The court agreed with the JQC that Judge Bailey violated several judicial canons by not promoting public confidence in the judiciary, was not patient, dignified, and courteous to lawyers, heard a matter where disqualification was required, and did not allow attorneys to be heard as required by law.
Quoting the JQC’s findings, the court said, “It is impossible to ignore the fact that the efficient administration of justice sometimes requires judges to place restrictions on the presentation of cases or arguments; such as a one person-per-argument policy. However, such a policy should not be enforced arbitrarily, and never under the threat of physical force, in full view and hearing of the jury.
“There are tools that judges have for dealing with inappropriate conduct by lawyers: admonishment, referrals to The Florida Bar, or in extreme cases — contempt proceedings. All of these were available to Judge Bailey if he truly felt that the attorneys were disruptive during the . . . trial. Yet he chose not to utilize any of them.

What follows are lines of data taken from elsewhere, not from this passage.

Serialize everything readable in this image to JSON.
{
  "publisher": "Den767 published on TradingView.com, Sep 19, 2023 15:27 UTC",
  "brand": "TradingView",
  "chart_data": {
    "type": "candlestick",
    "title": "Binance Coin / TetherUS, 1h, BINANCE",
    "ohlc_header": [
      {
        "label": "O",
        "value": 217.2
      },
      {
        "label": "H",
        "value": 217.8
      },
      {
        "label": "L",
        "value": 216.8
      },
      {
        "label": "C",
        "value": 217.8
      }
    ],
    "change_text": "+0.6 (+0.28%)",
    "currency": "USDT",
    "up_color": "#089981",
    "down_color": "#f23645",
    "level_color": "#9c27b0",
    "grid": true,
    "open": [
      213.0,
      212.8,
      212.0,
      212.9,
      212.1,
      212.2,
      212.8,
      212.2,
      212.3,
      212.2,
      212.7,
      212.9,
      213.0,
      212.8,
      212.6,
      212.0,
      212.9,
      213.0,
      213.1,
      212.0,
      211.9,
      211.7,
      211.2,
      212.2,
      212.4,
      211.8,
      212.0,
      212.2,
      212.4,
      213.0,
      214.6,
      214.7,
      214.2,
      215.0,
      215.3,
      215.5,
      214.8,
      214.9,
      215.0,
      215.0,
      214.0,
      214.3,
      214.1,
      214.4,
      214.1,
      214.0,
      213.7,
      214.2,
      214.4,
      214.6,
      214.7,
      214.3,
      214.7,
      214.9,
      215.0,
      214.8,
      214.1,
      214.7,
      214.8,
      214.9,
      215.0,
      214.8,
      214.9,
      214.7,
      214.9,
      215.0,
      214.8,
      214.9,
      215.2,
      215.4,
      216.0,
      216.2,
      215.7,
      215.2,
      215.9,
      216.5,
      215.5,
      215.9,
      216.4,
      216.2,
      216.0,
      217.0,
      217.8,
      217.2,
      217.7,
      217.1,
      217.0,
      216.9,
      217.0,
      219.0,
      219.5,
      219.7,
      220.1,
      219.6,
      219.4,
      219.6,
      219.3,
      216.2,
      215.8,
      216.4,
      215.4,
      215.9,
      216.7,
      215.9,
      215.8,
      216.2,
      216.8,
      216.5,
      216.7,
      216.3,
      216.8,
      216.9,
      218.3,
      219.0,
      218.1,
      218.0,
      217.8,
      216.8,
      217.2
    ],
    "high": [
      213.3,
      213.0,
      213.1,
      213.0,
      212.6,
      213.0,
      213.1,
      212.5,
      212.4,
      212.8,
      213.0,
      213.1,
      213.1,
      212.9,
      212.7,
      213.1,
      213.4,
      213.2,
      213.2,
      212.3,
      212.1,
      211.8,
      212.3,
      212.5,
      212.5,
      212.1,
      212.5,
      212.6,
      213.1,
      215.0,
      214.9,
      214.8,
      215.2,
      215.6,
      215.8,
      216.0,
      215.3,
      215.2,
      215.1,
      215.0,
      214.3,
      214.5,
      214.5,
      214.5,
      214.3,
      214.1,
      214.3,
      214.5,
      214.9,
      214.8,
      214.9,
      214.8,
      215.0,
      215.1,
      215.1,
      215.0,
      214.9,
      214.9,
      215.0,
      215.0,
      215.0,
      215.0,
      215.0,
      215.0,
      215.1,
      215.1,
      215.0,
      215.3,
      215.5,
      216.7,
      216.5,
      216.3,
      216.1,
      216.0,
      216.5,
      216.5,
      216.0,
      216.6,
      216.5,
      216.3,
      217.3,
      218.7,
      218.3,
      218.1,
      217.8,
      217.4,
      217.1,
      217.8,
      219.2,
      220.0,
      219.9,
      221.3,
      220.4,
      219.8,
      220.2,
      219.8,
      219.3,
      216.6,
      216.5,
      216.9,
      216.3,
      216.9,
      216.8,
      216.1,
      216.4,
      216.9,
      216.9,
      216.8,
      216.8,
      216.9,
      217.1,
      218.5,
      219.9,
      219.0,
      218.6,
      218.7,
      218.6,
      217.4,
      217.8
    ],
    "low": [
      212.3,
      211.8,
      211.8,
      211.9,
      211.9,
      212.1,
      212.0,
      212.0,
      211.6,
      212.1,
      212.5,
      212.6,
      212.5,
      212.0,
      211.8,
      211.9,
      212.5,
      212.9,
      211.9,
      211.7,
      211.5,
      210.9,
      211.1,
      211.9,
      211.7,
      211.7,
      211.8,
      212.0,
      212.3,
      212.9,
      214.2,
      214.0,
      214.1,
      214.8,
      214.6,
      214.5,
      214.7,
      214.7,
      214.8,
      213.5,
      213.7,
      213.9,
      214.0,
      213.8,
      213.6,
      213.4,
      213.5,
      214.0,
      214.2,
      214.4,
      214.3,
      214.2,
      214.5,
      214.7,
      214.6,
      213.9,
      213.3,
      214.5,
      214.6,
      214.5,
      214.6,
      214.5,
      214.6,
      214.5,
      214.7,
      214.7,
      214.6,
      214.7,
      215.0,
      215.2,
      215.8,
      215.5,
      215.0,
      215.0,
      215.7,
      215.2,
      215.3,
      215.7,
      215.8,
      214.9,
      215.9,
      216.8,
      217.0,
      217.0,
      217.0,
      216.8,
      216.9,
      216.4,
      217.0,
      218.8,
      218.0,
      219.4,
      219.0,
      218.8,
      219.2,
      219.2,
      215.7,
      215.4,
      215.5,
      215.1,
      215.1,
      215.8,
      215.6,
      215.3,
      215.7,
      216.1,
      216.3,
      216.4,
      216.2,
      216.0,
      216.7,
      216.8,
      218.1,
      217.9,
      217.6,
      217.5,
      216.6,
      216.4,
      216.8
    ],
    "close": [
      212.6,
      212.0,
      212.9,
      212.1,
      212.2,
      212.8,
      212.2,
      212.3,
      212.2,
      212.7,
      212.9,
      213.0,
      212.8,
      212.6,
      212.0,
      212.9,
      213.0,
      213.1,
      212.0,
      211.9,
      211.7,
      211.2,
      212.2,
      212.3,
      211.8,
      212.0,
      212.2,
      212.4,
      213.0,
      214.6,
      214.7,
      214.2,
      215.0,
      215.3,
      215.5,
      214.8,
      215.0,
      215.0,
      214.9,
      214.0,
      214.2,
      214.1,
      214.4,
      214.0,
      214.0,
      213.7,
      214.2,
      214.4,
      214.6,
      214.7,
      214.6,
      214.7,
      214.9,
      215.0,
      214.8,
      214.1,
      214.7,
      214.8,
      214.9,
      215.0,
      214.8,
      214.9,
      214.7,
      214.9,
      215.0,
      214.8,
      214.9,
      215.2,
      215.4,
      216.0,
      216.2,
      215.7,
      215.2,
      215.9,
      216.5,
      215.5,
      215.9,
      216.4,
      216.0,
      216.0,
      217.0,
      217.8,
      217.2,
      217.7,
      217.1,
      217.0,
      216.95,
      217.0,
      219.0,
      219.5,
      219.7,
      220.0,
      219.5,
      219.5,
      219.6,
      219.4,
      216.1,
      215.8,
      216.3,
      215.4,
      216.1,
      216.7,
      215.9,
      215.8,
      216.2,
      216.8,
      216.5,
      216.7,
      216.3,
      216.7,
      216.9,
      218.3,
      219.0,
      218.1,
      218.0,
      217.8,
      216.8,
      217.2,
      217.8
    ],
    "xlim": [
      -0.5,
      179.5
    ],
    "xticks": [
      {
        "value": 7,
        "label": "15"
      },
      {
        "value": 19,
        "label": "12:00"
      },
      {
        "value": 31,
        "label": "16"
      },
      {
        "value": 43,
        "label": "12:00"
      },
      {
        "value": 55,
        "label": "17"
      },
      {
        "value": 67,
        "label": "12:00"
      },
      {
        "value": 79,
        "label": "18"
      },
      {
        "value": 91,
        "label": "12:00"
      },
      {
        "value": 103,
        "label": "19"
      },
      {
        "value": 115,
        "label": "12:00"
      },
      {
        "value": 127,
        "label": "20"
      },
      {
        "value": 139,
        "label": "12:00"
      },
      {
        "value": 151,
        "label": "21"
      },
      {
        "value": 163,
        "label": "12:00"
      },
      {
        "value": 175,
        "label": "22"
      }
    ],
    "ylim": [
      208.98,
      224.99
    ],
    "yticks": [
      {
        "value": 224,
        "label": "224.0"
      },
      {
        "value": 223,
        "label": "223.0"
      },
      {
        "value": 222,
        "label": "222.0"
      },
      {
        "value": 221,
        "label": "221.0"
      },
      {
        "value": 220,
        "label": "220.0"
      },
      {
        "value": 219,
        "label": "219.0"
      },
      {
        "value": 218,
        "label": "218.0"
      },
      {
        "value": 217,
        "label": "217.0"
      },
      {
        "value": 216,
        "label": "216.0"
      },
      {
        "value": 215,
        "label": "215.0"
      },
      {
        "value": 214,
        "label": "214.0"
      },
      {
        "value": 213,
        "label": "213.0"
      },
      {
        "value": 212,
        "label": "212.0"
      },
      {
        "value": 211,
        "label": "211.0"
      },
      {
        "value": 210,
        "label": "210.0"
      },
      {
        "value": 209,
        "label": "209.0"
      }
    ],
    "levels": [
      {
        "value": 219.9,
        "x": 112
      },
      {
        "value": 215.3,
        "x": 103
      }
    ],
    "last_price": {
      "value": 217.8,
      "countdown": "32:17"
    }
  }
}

“While it is necessary for a judge to maintain order and decorum during proceedings, the evidence shows that the two attorneys were speaking respectfully to the Court during the sidebar, and were merely taking turns addressing the court, not speaking over each other. It appears that the attorneys had not breached the order and decorum of the proceedings in any way, other than aggravating Judge Bailey by working together to articulate an argument during a sidebar.
“. . . [B]y inviting physical force be visited upon an attorney making an argument during trial, in full view of the jury, Judge Bailey’s misconduct was egregious enough that it harmed the integrity of the judiciary, as well as the public’s confidence in the judicial system. . . . ”
Judge Bailey fully cooperated with the JQC, admitted his actions should not have occurred, apologized to the attorneys involved, voluntarily entered stress management counseling on his own, and had an otherwise spotless record as a judge and lawyer. The court also noted it has imposed public reprimands in the past for similar conduct.
The court acted unanimously April 11 in Inquiry Concerning a Judge No. 18-352, re: Dennis Daniel Bailey, Case No. SC18-1060.